カーテンの無い窓から照り付ける日差しに起こされた私は、しばらく布団の中でスマホをいじってから、のそのそと起き上がる。

連日の疲れが出ていたのか、アラームが鳴ってもしばらく起き上がることができなかったから、手当たり次第にボタンを押してスマホを黙らせる。

五分おきにセットされたスヌーズ機能によってようやく起こされると、いつもより一時間くらい遅く目が覚めたことに気が付いた。

曖瑠さんは既に出発しているみたいで、スマホにメッセージが入っていた。

昨日の夕飯時にLINEを交換しておいて良かった。

離れ離れになってもメッセージアプリやSNSで繋がりを持てる。

何かあればすぐに連絡することができるから、寂しいとか、そんなネガティブな感情は湧いてこなかった。

まやくんの部屋の前を通ると、相変わらず気配がなかった。

先に一階に降りて行ったのだろうかと思ったけれど、囲炉裏部屋も台所にも、どこにも姿はなかった。どこかに出かけてしまったのだろう。

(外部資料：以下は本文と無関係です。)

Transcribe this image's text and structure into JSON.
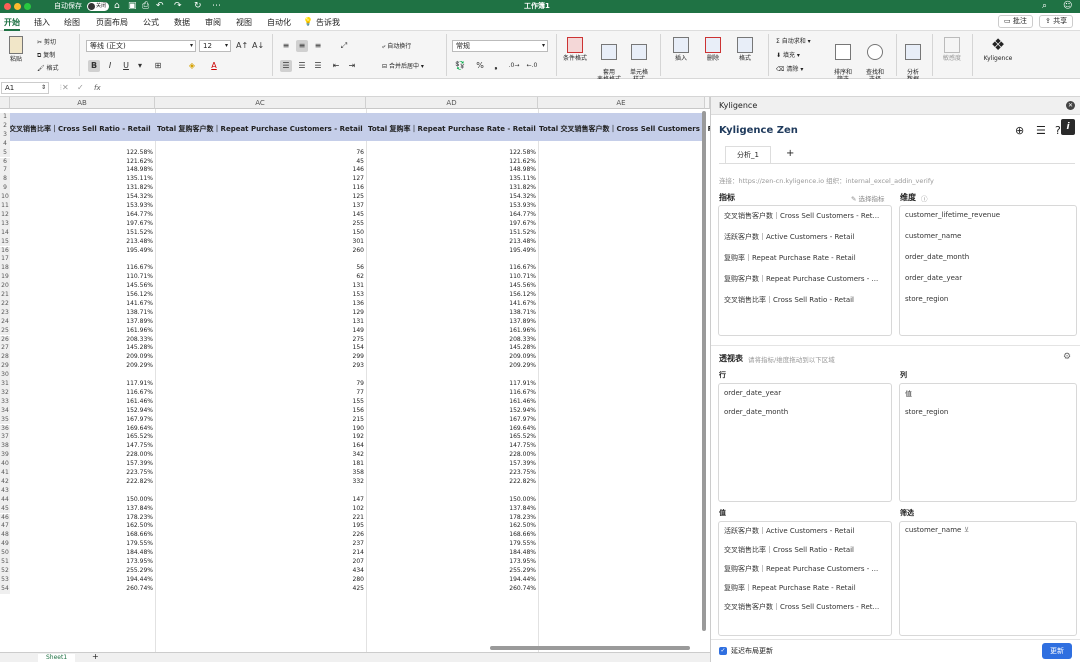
{
  "window": {
    "autosave_label": "自动保存",
    "autosave_state": "关闭",
    "title": "工作簿1"
  },
  "menu": {
    "tabs": [
      "开始",
      "插入",
      "绘图",
      "页面布局",
      "公式",
      "数据",
      "审阅",
      "视图",
      "自动化"
    ],
    "tell_me": "告诉我",
    "comments_label": "批注",
    "share_label": "共享"
  },
  "ribbon": {
    "paste": "粘贴",
    "cut": "剪切",
    "copy": "复制",
    "format_painter": "格式",
    "font_name": "等线 (正文)",
    "font_size": "12",
    "wrap_text": "自动换行",
    "merge_center": "合并后居中",
    "number_format": "常规",
    "conditional_format": "条件格式",
    "format_as_table": "套用\n表格格式",
    "cell_styles": "单元格\n样式",
    "insert": "插入",
    "delete": "删除",
    "format": "格式",
    "autosum": "自动求和",
    "fill": "填充",
    "clear": "清除",
    "sort_filter": "排序和\n筛选",
    "find_select": "查找和\n选择",
    "analyze_data": "分析\n数据",
    "sensitivity": "敏感度",
    "kyligence": "Kyligence",
    "bold": "B",
    "italic": "I",
    "underline": "U"
  },
  "formula_bar": {
    "name_box": "A1",
    "fx": "fx",
    "formula": ""
  },
  "grid": {
    "columns": [
      "AB",
      "AC",
      "AD",
      "AE"
    ],
    "header_row": [
      "交叉销售比率｜Cross Sell Ratio - Retail",
      "Total 复购客户数｜Repeat Purchase Customers - Retail",
      "Total 复购率｜Repeat Purchase Rate - Retail",
      "Total 交叉销售客户数｜Cross Sell Customers - Retail"
    ],
    "row_numbers": [
      "1",
      "2",
      "3",
      "4",
      "5",
      "6",
      "7",
      "8",
      "9",
      "10",
      "11",
      "12",
      "13",
      "14",
      "15",
      "16",
      "17",
      "18",
      "19",
      "20",
      "21",
      "22",
      "23",
      "24",
      "25",
      "26",
      "27",
      "28",
      "29",
      "30",
      "31",
      "32",
      "33",
      "34",
      "35",
      "36",
      "37",
      "38",
      "39",
      "40",
      "41",
      "42",
      "43",
      "44",
      "45",
      "46",
      "47",
      "48",
      "49",
      "50",
      "51",
      "52",
      "53",
      "54"
    ],
    "rows": [
      [
        "",
        "",
        ""
      ],
      [
        "",
        "",
        ""
      ],
      [
        "",
        "",
        ""
      ],
      [
        "",
        "",
        ""
      ],
      [
        "122.58%",
        "76",
        "122.58%"
      ],
      [
        "121.62%",
        "45",
        "121.62%"
      ],
      [
        "148.98%",
        "146",
        "148.98%"
      ],
      [
        "135.11%",
        "127",
        "135.11%"
      ],
      [
        "131.82%",
        "116",
        "131.82%"
      ],
      [
        "154.32%",
        "125",
        "154.32%"
      ],
      [
        "153.93%",
        "137",
        "153.93%"
      ],
      [
        "164.77%",
        "145",
        "164.77%"
      ],
      [
        "197.67%",
        "255",
        "197.67%"
      ],
      [
        "151.52%",
        "150",
        "151.52%"
      ],
      [
        "213.48%",
        "301",
        "213.48%"
      ],
      [
        "195.49%",
        "260",
        "195.49%"
      ],
      [
        "",
        "",
        ""
      ],
      [
        "116.67%",
        "56",
        "116.67%"
      ],
      [
        "110.71%",
        "62",
        "110.71%"
      ],
      [
        "145.56%",
        "131",
        "145.56%"
      ],
      [
        "156.12%",
        "153",
        "156.12%"
      ],
      [
        "141.67%",
        "136",
        "141.67%"
      ],
      [
        "138.71%",
        "129",
        "138.71%"
      ],
      [
        "137.89%",
        "131",
        "137.89%"
      ],
      [
        "161.96%",
        "149",
        "161.96%"
      ],
      [
        "208.33%",
        "275",
        "208.33%"
      ],
      [
        "145.28%",
        "154",
        "145.28%"
      ],
      [
        "209.09%",
        "299",
        "209.09%"
      ],
      [
        "209.29%",
        "293",
        "209.29%"
      ],
      [
        "",
        "",
        ""
      ],
      [
        "117.91%",
        "79",
        "117.91%"
      ],
      [
        "116.67%",
        "77",
        "116.67%"
      ],
      [
        "161.46%",
        "155",
        "161.46%"
      ],
      [
        "152.94%",
        "156",
        "152.94%"
      ],
      [
        "167.97%",
        "215",
        "167.97%"
      ],
      [
        "169.64%",
        "190",
        "169.64%"
      ],
      [
        "165.52%",
        "192",
        "165.52%"
      ],
      [
        "147.75%",
        "164",
        "147.75%"
      ],
      [
        "228.00%",
        "342",
        "228.00%"
      ],
      [
        "157.39%",
        "181",
        "157.39%"
      ],
      [
        "223.75%",
        "358",
        "223.75%"
      ],
      [
        "222.82%",
        "332",
        "222.82%"
      ],
      [
        "",
        "",
        ""
      ],
      [
        "150.00%",
        "147",
        "150.00%"
      ],
      [
        "137.84%",
        "102",
        "137.84%"
      ],
      [
        "178.23%",
        "221",
        "178.23%"
      ],
      [
        "162.50%",
        "195",
        "162.50%"
      ],
      [
        "168.66%",
        "226",
        "168.66%"
      ],
      [
        "179.55%",
        "237",
        "179.55%"
      ],
      [
        "184.48%",
        "214",
        "184.48%"
      ],
      [
        "173.95%",
        "207",
        "173.95%"
      ],
      [
        "255.29%",
        "434",
        "255.29%"
      ],
      [
        "194.44%",
        "280",
        "194.44%"
      ],
      [
        "260.74%",
        "425",
        "260.74%"
      ]
    ],
    "sheet_tab": "Sheet1",
    "add_sheet": "+"
  },
  "panel": {
    "header_title": "Kyligence",
    "app_name": "Kyligence Zen",
    "tab_label": "分析_1",
    "add_tab": "+",
    "connection_label": "连接：",
    "connection_url": "https://zen-cn.kyligence.io",
    "org_label": "组织：",
    "org_value": "internal_excel_addin_verify",
    "metrics_title": "指标",
    "select_metric": "选择指标",
    "metrics": [
      "交叉销售客户数｜Cross Sell Customers - Ret...",
      "活跃客户数｜Active Customers - Retail",
      "复购率｜Repeat Purchase Rate - Retail",
      "复购客户数｜Repeat Purchase Customers - ...",
      "交叉销售比率｜Cross Sell Ratio - Retail"
    ],
    "dimensions_title": "维度",
    "dimensions": [
      "customer_lifetime_revenue",
      "customer_name",
      "order_date_month",
      "order_date_year",
      "store_region"
    ],
    "pivot_title": "透视表",
    "pivot_hint": "请将指标/维度拖动到以下区域",
    "rows_title": "行",
    "rows": [
      "order_date_year",
      "order_date_month"
    ],
    "columns_title": "列",
    "columns": [
      "值",
      "store_region"
    ],
    "values_title": "值",
    "values": [
      "活跃客户数｜Active Customers - Retail",
      "交叉销售比率｜Cross Sell Ratio - Retail",
      "复购客户数｜Repeat Purchase Customers - ...",
      "复购率｜Repeat Purchase Rate - Retail",
      "交叉销售客户数｜Cross Sell Customers - Ret..."
    ],
    "filters_title": "筛选",
    "filters": [
      "customer_name"
    ],
    "defer_label": "延迟布局更新",
    "update_button": "更新"
  }
}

今回もすぐに戻ってくるかと思ったのだけれど、しばらく経っても一向に戻ってくる気配がない。さすがにちょっと変だ。

ふらっとどこかに出かけてしまうことは多かったけど、その都度必ず私に声をかけてくれていた。

あまりこういうことをしてはいけないとは思いながらも、私はまやくんの部屋を除いてみることにした。

扉を開けると扉が軋む。

部屋の中は、驚くほど綺麗に整頓されていた。

いや、本当にここに人が住んでいたのかと思うほど、何もなくなっていた。

立ち尽くして辺りを見回してみると、部屋の隅には、丁寧に四つ折りにされた封筒が落ちていた。

丁寧に封がされていたし、誰に向けられて書かれたものなのかわからなかったから、開けるのを躊躇った。

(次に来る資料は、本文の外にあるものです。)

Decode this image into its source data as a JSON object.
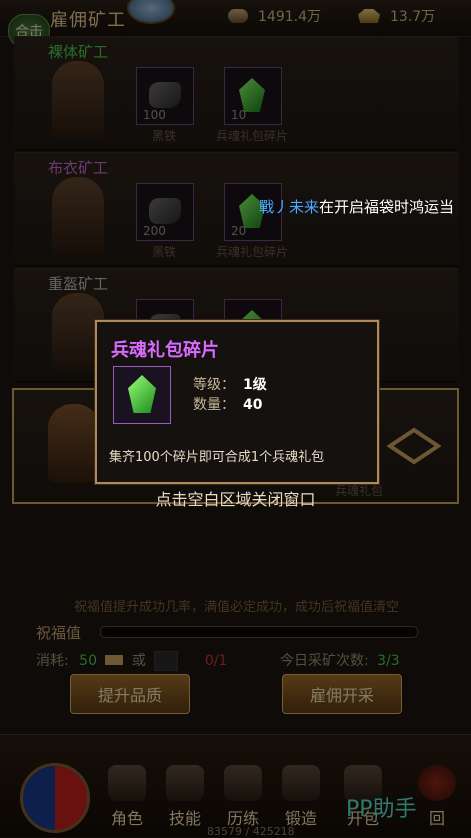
{
  "header": {
    "hit_label": "合击",
    "title": "雇佣矿工",
    "coins": "1491.4万",
    "gold": "13.7万"
  },
  "miners": [
    {
      "name": "裸体矿工",
      "name_color": "#4ac84a",
      "slots": [
        {
          "count": "100",
          "label": "黑铁",
          "kind": "ore"
        },
        {
          "count": "10",
          "label": "兵魂礼包碎片",
          "kind": "gem"
        }
      ]
    },
    {
      "name": "布衣矿工",
      "name_color": "#c86ac8",
      "slots": [
        {
          "count": "200",
          "label": "黑铁",
          "kind": "ore"
        },
        {
          "count": "20",
          "label": "兵魂礼包碎片",
          "kind": "gem"
        }
      ]
    },
    {
      "name": "重盔矿工",
      "name_color": "#b8b8b8",
      "slots": [
        {
          "count": "",
          "label": "",
          "kind": "ore"
        },
        {
          "count": "",
          "label": "",
          "kind": "gem"
        }
      ]
    },
    {
      "name": "",
      "name_color": "#e03030",
      "slots": [
        {
          "count": "",
          "label": "",
          "kind": "gem"
        },
        {
          "count": "",
          "label": "兵魂礼包",
          "kind": "gem"
        }
      ]
    }
  ],
  "broadcast": {
    "player": "戰丿未来",
    "message": "在开启福袋时鸿运当"
  },
  "tooltip": {
    "title": "兵魂礼包碎片",
    "level_label": "等级：",
    "level_value": "1级",
    "qty_label": "数量：",
    "qty_value": "40",
    "description": "集齐100个碎片即可合成1个兵魂礼包"
  },
  "close_hint": "点击空白区域关闭窗口",
  "bless": {
    "tip": "祝福值提升成功几率，满值必定成功，成功后祝福值清空",
    "label": "祝福值",
    "cost_label": "消耗:",
    "cost_value": "50",
    "or_label": "或",
    "fraction": "0/1",
    "daily_label": "今日采矿次数:",
    "daily_value": "3/3",
    "upgrade_button": "提升品质",
    "hire_button": "雇佣开采"
  },
  "nav": {
    "items": [
      "角色",
      "技能",
      "历练",
      "锻造",
      "开包",
      "回"
    ],
    "exp": "83579 / 425218",
    "watermark": "PP助手"
  }
}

けれど、今の状況からすると、この残された封筒だけが唯一の手がかりだったから、若干の罪悪感を感じながらも、思い切って封を開けることにした。

便箋に挟まっていたのだろうか、見たことのない花がひらりと落ちる。

そうっと拾い上げ、手のひらに置いてみると、白い鳥が羽を広げたような形をしていた。

整えられた文字がびっしりと並んでいるその手紙には、何度も書き直された跡がある。

私は立ち尽くしたまま、その血が通った文字を目で追う。

読んでいくうちに、薄々勘づいていたものを、いよいよ認めなければいけなくなった。

途端に、私の視界はみるみるうちにぼやけていって、広げられた手紙が、ぽたりと雫を受け止めた。